ᐅ Oven fresh air supply through the basement ceiling

Created on: 18 Aug 2019 21:02
M
Meister_Lampe
M
Meister_Lampe
18 Aug 2019 21:02
Hello everyone,

We are currently planning the fresh air supply for our wood stove.
We would like to route it through the basement and then directly into the ground floor underneath the stove.

We are interested to know if others have taken this approach, or if it is more common to connect the fresh air supply directly through the chimney or an opening in the exterior wall of the living area.

Does anyone know if the fresh air duct needs to be insulated when passing through the ground floor ceiling? In other words, should we plan for an opening the same size as the 100mm (4 inch) duct or slightly larger?

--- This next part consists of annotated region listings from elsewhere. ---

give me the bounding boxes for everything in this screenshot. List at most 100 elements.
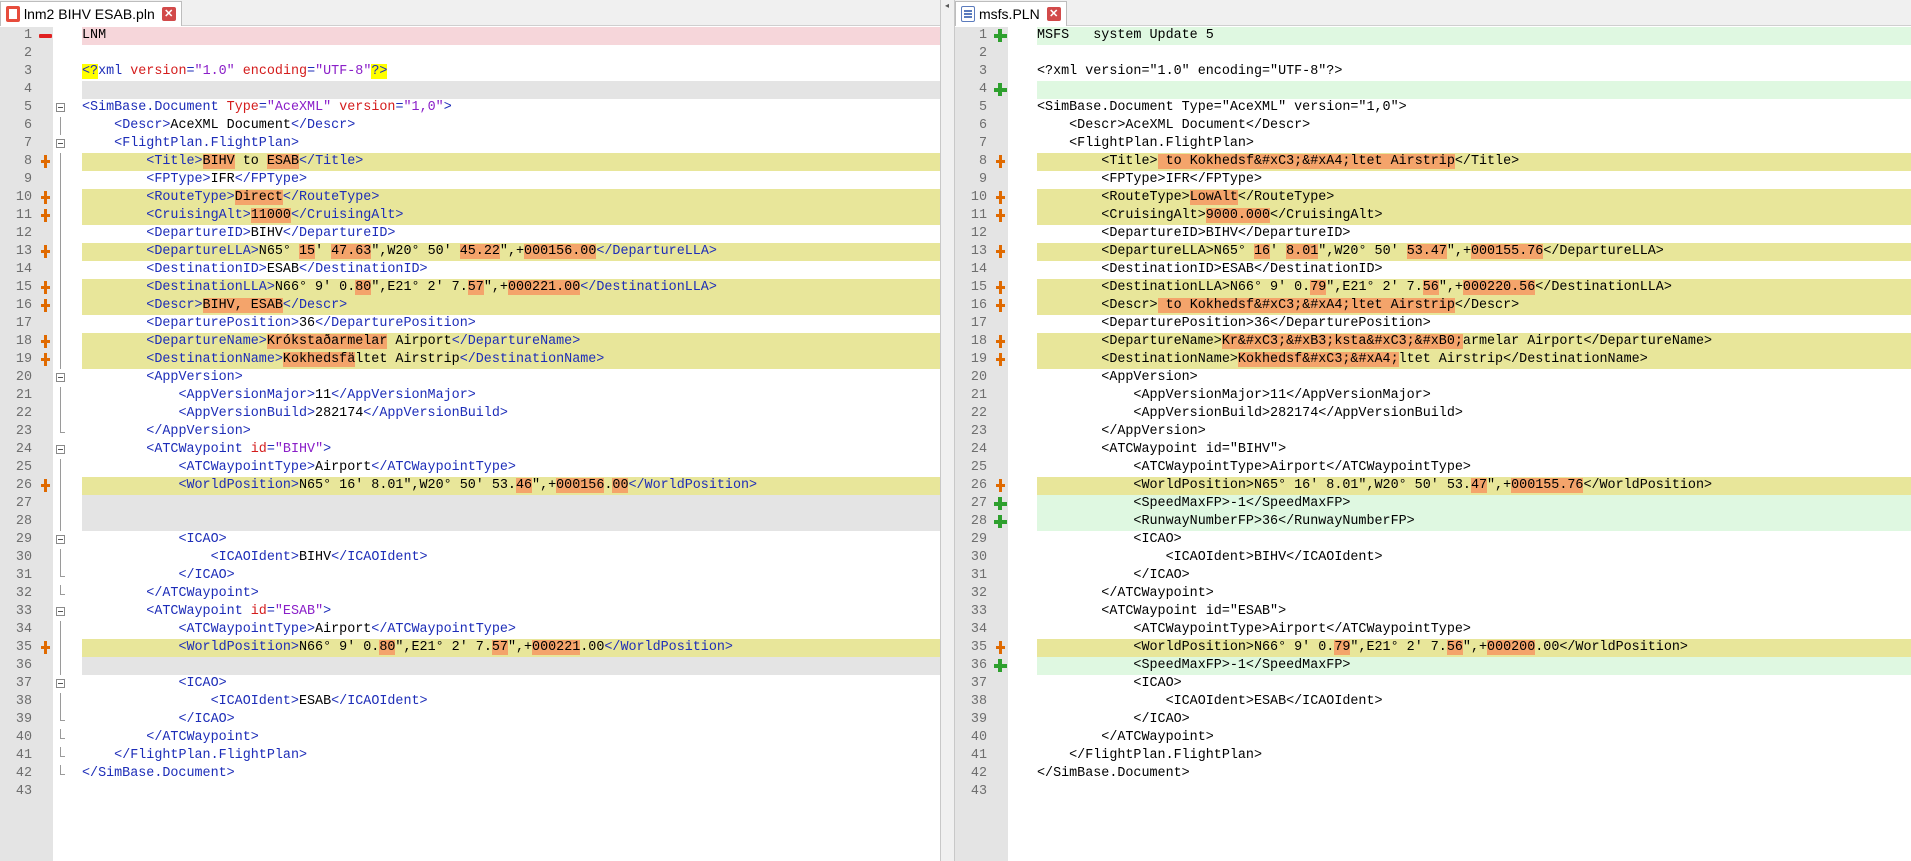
code-line[interactable]: 5 <SimBase.Document Type="AceXML" version… — [0, 99, 940, 117]
code-line[interactable]: 2 — [0, 45, 940, 63]
code-line[interactable]: 20 <AppVersion> — [955, 369, 1911, 387]
code-line[interactable]: 33 <ATCWaypoint id="ESAB"> — [955, 603, 1911, 621]
code-line[interactable]: 13 <DepartureLLA>N65° 16' 8.01",W20° 50'… — [955, 243, 1911, 261]
code-line[interactable]: 36 <SpeedMaxFP>-1</SpeedMaxFP> — [955, 657, 1911, 675]
code-line[interactable]: 43 — [0, 783, 940, 801]
code-line[interactable]: 8 <Title> to Kokhedsf&#xC3;&#xA4;ltet Ai… — [955, 153, 1911, 171]
code-line[interactable]: 21 <AppVersionMajor>11</AppVersionMajor> — [955, 387, 1911, 405]
code-line[interactable]: 40 </ATCWaypoint> — [955, 729, 1911, 747]
code-line[interactable]: 38 <ICAOIdent>ESAB</ICAOIdent> — [0, 693, 940, 711]
code-line[interactable]: 31 </ICAO> — [0, 567, 940, 585]
right-editor[interactable]: 1 MSFS system Update 5 2 3 <?xml version="1.… — [955, 27, 1911, 861]
code-line[interactable]: 9 <FPType>IFR</FPType> — [955, 171, 1911, 189]
code-line[interactable]: 25 <ATCWaypointType>Airport</ATCWaypoint… — [955, 459, 1911, 477]
code-line[interactable]: 18 <DepartureName>Krókstaðarmelar Airpor… — [0, 333, 940, 351]
code-line[interactable]: 39 </ICAO> — [0, 711, 940, 729]
code-line[interactable]: 3 <?xml version="1.0" encoding="UTF-8"?> — [955, 63, 1911, 81]
code-line[interactable]: 11 <CruisingAlt>11000</CruisingAlt> — [0, 207, 940, 225]
code-line[interactable]: 5 <SimBase.Document Type="AceXML" version… — [955, 99, 1911, 117]
code-line[interactable]: 16 <Descr> to Kokhedsf&#xC3;&#xA4;ltet A… — [955, 297, 1911, 315]
code-line[interactable]: 36 — [0, 657, 940, 675]
code-line[interactable]: 31 </ICAO> — [955, 567, 1911, 585]
fold-toggle-icon[interactable] — [56, 103, 65, 112]
code-line[interactable]: 9 <FPType>IFR</FPType> — [0, 171, 940, 189]
code-line[interactable]: 14 <DestinationID>ESAB</DestinationID> — [0, 261, 940, 279]
code-line[interactable]: 14 <DestinationID>ESAB</DestinationID> — [955, 261, 1911, 279]
code-line[interactable]: 1 MSFS system Update 5 — [955, 27, 1911, 45]
code-line[interactable]: 22 <AppVersionBuild>282174</AppVersionBu… — [0, 405, 940, 423]
tab-right-file[interactable]: msfs.PLN ✕ — [955, 1, 1067, 26]
code-line[interactable]: 7 <FlightPlan.FlightPlan> — [0, 135, 940, 153]
code-line[interactable]: 6 <Descr>AceXML Document</Descr> — [0, 117, 940, 135]
fold-toggle-icon[interactable] — [56, 679, 65, 688]
fold-toggle-icon[interactable] — [56, 535, 65, 544]
code-line[interactable]: 19 <DestinationName>Kokhedsf&#xC3;&#xA4;… — [955, 351, 1911, 369]
code-line[interactable]: 28 — [0, 513, 940, 531]
left-editor[interactable]: 1 LNM 2 3 <?xml version="1.0" encoding="UTF-… — [0, 27, 940, 861]
code-line[interactable]: 43 — [955, 783, 1911, 801]
code-line[interactable]: 26 <WorldPosition>N65° 16' 8.01",W20° 50… — [955, 477, 1911, 495]
code-line[interactable]: 4 — [0, 81, 940, 99]
code-line[interactable]: 6 <Descr>AceXML Document</Descr> — [955, 117, 1911, 135]
code-line[interactable]: 19 <DestinationName>Kokhedsfältet Airstr… — [0, 351, 940, 369]
code-line[interactable]: 28 <RunwayNumberFP>36</RunwayNumberFP> — [955, 513, 1911, 531]
code-line[interactable]: 35 <WorldPosition>N66° 9' 0.80",E21° 2' … — [0, 639, 940, 657]
code-line[interactable]: 38 <ICAOIdent>ESAB</ICAOIdent> — [955, 693, 1911, 711]
code-line[interactable]: 23 </AppVersion> — [0, 423, 940, 441]
code-line[interactable]: 17 <DeparturePosition>36</DeparturePosit… — [955, 315, 1911, 333]
code-line[interactable]: 21 <AppVersionMajor>11</AppVersionMajor> — [0, 387, 940, 405]
code-line[interactable]: 11 <CruisingAlt>9000.000</CruisingAlt> — [955, 207, 1911, 225]
code-line[interactable]: 42 </SimBase.Document> — [955, 765, 1911, 783]
code-line[interactable]: 37 <ICAO> — [0, 675, 940, 693]
code-line[interactable]: 26 <WorldPosition>N65° 16' 8.01",W20° 50… — [0, 477, 940, 495]
code-line[interactable]: 12 <DepartureID>BIHV</DepartureID> — [0, 225, 940, 243]
code-line[interactable]: 2 — [955, 45, 1911, 63]
code-line[interactable]: 24 <ATCWaypoint id="BIHV"> — [0, 441, 940, 459]
code-line[interactable]: 13 <DepartureLLA>N65° 15' 47.63",W20° 50… — [0, 243, 940, 261]
code-line[interactable]: 16 <Descr>BIHV, ESAB</Descr> — [0, 297, 940, 315]
code-line[interactable]: 39 </ICAO> — [955, 711, 1911, 729]
code-line[interactable]: 30 <ICAOIdent>BIHV</ICAOIdent> — [0, 549, 940, 567]
code-line[interactable]: 41 </FlightPlan.FlightPlan> — [0, 747, 940, 765]
code-line[interactable]: 15 <DestinationLLA>N66° 9' 0.79",E21° 2'… — [955, 279, 1911, 297]
code-line[interactable]: 15 <DestinationLLA>N66° 9' 0.80",E21° 2'… — [0, 279, 940, 297]
code-line[interactable]: 10 <RouteType>LowAlt</RouteType> — [955, 189, 1911, 207]
code-line[interactable]: 18 <DepartureName>Kr&#xC3;&#xB3;ksta&#xC… — [955, 333, 1911, 351]
code-line[interactable]: 8 <Title>BIHV to ESAB</Title> — [0, 153, 940, 171]
code-line[interactable]: 20 <AppVersion> — [0, 369, 940, 387]
fold-toggle-icon[interactable] — [56, 139, 65, 148]
code-line[interactable]: 42 </SimBase.Document> — [0, 765, 940, 783]
fold-toggle-icon[interactable] — [56, 607, 65, 616]
code-line[interactable]: 12 <DepartureID>BIHV</DepartureID> — [955, 225, 1911, 243]
code-line[interactable]: 4 — [955, 81, 1911, 99]
code-line[interactable]: 34 <ATCWaypointType>Airport</ATCWaypoint… — [955, 621, 1911, 639]
code-line[interactable]: 3 <?xml version="1.0" encoding="UTF-8"?> — [0, 63, 940, 81]
code-line[interactable]: 24 <ATCWaypoint id="BIHV"> — [955, 441, 1911, 459]
fold-toggle-icon[interactable] — [56, 373, 65, 382]
code-line[interactable]: 22 <AppVersionBuild>282174</AppVersionBu… — [955, 405, 1911, 423]
code-line[interactable]: 40 </ATCWaypoint> — [0, 729, 940, 747]
code-line[interactable]: 41 </FlightPlan.FlightPlan> — [955, 747, 1911, 765]
code-line[interactable]: 27 <SpeedMaxFP>-1</SpeedMaxFP> — [955, 495, 1911, 513]
pane-splitter[interactable]: ◂ — [940, 0, 955, 861]
code-line[interactable]: 1 LNM — [0, 27, 940, 45]
code-line[interactable]: 34 <ATCWaypointType>Airport</ATCWaypoint… — [0, 621, 940, 639]
close-icon[interactable]: ✕ — [1046, 7, 1061, 21]
code-line[interactable]: 29 <ICAO> — [0, 531, 940, 549]
code-line[interactable]: 23 </AppVersion> — [955, 423, 1911, 441]
code-line[interactable]: 33 <ATCWaypoint id="ESAB"> — [0, 603, 940, 621]
close-icon[interactable]: ✕ — [161, 7, 176, 21]
code-line[interactable]: 25 <ATCWaypointType>Airport</ATCWaypoint… — [0, 459, 940, 477]
code-line[interactable]: 32 </ATCWaypoint> — [955, 585, 1911, 603]
tab-left-file[interactable]: lnm2 BIHV ESAB.pln ✕ — [0, 1, 182, 26]
code-line[interactable]: 35 <WorldPosition>N66° 9' 0.79",E21° 2' … — [955, 639, 1911, 657]
fold-toggle-icon[interactable] — [56, 445, 65, 454]
code-line[interactable]: 10 <RouteType>Direct</RouteType> — [0, 189, 940, 207]
code-line[interactable]: 37 <ICAO> — [955, 675, 1911, 693]
code-line[interactable]: 29 <ICAO> — [955, 531, 1911, 549]
code-line[interactable]: 7 <FlightPlan.FlightPlan> — [955, 135, 1911, 153]
code-line[interactable]: 17 <DeparturePosition>36</DeparturePosit… — [0, 315, 940, 333]
code-line[interactable]: 30 <ICAOIdent>BIHV</ICAOIdent> — [955, 549, 1911, 567]
code-line[interactable]: 32 </ATCWaypoint> — [0, 585, 940, 603]
code-line[interactable]: 27 — [0, 495, 940, 513]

Many thanks and best regards
F
fragg
19 Aug 2019 08:41
It is mainly about insulation, condensation, and thermal bridging.

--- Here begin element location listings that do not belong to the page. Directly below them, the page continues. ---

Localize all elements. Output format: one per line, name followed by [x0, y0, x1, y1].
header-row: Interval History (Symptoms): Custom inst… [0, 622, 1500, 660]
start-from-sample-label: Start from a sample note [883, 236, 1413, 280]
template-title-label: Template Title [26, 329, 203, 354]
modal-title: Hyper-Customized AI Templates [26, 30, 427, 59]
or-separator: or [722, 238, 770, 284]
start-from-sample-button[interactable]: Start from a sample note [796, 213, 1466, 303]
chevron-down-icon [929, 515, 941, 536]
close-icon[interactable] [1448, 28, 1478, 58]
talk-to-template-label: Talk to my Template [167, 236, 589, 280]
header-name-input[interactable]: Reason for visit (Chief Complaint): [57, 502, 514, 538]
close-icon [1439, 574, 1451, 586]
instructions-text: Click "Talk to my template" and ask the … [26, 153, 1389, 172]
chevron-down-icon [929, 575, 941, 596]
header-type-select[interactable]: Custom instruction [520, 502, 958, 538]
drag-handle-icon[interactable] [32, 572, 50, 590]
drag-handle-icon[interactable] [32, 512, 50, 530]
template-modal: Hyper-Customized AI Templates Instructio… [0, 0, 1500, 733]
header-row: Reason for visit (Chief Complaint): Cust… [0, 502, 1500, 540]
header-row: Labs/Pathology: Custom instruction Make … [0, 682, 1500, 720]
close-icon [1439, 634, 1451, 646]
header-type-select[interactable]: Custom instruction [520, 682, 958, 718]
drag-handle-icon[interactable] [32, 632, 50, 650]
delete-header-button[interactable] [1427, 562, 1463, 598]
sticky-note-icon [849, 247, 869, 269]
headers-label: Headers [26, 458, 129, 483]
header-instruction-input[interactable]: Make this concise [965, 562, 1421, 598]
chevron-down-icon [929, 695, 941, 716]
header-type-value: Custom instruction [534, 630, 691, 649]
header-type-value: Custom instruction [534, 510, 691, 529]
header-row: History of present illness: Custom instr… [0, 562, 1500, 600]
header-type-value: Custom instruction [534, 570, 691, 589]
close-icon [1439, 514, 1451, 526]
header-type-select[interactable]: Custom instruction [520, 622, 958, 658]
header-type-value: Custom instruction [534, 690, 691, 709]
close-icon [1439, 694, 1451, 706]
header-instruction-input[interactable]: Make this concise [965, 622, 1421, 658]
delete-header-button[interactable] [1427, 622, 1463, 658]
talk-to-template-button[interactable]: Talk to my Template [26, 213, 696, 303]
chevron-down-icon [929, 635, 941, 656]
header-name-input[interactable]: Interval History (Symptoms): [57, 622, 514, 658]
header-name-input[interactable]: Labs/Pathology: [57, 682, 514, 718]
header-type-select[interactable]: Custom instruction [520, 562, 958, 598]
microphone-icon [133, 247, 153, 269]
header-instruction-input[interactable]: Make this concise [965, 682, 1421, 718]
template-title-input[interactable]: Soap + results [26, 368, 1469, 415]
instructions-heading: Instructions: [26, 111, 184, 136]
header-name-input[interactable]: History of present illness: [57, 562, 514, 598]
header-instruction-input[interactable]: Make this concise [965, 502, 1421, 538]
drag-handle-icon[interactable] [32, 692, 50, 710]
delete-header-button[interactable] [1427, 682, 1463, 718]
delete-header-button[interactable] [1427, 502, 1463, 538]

We have a double-shell chimney. It works great. The fresh air supply is preheated, the connection pipe at the bottom to the stove doesn’t get cold, no thermal bridge, no core drilling, no hassle.
H
haraldv
19 Aug 2019 16:16
Our stove air supply runs through the basement. An insulated pipe (DN100 or 150, I would need to check) goes vertically through the floor at the stove into the heating basement. From there, it runs just below the ceiling to the basement wall, then diagonally up into the external wall.